Scenka sprzed trzech godzin. Kiedyś myślałem, że Bareja miał wyobraźnię jak smok. Dziś coraz częściej jestem przekonany, że było po prostu uważnym obserwatorem rzeczywistości…
Robię zakupy w naszym lokalnym supermarkecie. Powoli, półka po półce, bo lista długa ("rodzinne" zakupy na tydzień, wiadomo). Chłodnia z serami, masłem, nabiałem. Obok mnie jakaś mocno starsza pani (SP) niepewnie wpatruje się w półki – widać wyraźnie, że nie najlepiej widzi i że nie jest pewna co i jak. Chciałem jej pomóc, ale zanim podszedłem zwróciła się do stojącej obok kobiety (K) w wieku balzakowskim, kształtów obfitych.
(SP): Może pani mi pomoże, bo ja nie wiem… Który z tych jogurtów jest chudszy? Bo ja nie mogę tłustego…
(K): NO JAK TO? (tak wyraźnie mówiła dużymi literami). PANI CHCE TEN OWOCOWY? TOŻ TO SAM CUKIER I W OGÓLE NIEZDROWE! TEN PANI WEŹMIE, NATURALNY, ZDROWSZY!
(SP): O, dziękuję, bo wie pani, ja trochę słabo widzę…
(K): Bo to wszystko słodkie, tłuste i pełno konserwantów! Niezdrowe…
I tu zjawił się młody człowiek (MC) – wysoki, chudy, lat około 20, w wełnianej czapeczce.
(MC): Niech pani nie bierze jogurtów! Trzeba tłusto jeść, tłuszcz jest organizmowi potrzebny! Cukier to trucizna, mąka też, człowiek w ogóle nie powinien glutenu jeść! Masło, tłusta wędlina, mówię pani, żadnych jogurtów i mleka!

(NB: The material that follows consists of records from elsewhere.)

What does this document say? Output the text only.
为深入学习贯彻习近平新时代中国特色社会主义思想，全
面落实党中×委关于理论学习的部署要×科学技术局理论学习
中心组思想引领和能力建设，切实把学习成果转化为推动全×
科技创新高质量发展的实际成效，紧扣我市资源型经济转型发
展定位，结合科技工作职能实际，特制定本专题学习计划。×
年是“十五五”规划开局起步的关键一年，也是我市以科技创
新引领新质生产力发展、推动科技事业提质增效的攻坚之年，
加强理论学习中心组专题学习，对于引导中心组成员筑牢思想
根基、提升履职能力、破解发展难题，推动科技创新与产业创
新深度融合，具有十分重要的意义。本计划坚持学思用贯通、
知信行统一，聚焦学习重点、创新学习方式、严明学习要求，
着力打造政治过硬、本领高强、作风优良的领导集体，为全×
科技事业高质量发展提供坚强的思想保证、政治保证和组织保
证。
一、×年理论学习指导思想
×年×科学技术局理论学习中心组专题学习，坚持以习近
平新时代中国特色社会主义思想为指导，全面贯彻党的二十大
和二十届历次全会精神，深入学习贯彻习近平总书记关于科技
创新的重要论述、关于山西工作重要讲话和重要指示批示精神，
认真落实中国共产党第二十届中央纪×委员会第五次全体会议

Starsza pani jakby się zgarbiła od takiej ilości "dobrych rad", ale jeszcze próbowała jakoś logicznie argumentować:
(SP): Ale widzi pan, bo ja mam cukrzycę i…
(MC): No właśnie! To pani cukru jeść nie powinna, ale tłuste rzeczy tak! Jak najwięcej! (WTF?)
Tu wtrąciła się pierwsza "doradczyni":
(K): Ale co też pan opowiada?! Tłuszcz to śmierć! Nie wolno… (i dalej w podobnym klimacie).

Starsza pani zwróciła się do mnie z nieco bezradnym uśmiechem i retorycznym pytaniem:
(SP): No i niech pan powie, komu wierzyć?…

Odpowiedziałem głośno i wyraźnie, tak żeby mieć pewność że tamci dwoje mnie usłyszą:
– Wie pani, moim zdaniem jak pani nie jest pewna, to niech pani zapyta swojego lekarza, myślę że jego radom może pani zaufać bardziej, niż PRZYPADKOWYM OSOBOM SPOTKANYM W SKLEPIE, które w dodatku nie mają pojęcia o pani stanie zdrowia…

I co? Tak zgadliście: oboje "doradcy" wsiedli na mnie z wrzaskiem. Że się nie znam, że lekarze to mafia i mordercy, którzy źle radzą żeby ludzie chorowali, bo inaczej nie mieliby z czego żyć, że trzeba jeść dużo tłuszczu / nie jeść tłuszczu w ogóle i żebym się zamknął, bo nie wiem co mówię.
Na szczęście akurat z wariatami radzę sobie dość dobrze, więc ich krótko przyciąłem i poszedłem, a starsza pani zdążyła tymczasem włożyć do koszyczka dwa jogurty (naturalne…) i podreptała dalej.
Spotkałem ją jeszcze raz, w sąsiedniej alejce. Uśmiechnęła się i powiedziała że ma cukrzycę i za wysoki cholesterol, więc właśnie lekarz zalecił jej żeby nie jadła zbyt tłustych rzeczy. A ona tylko chciała spytać, który jogurt jest chudszy, nic więcej…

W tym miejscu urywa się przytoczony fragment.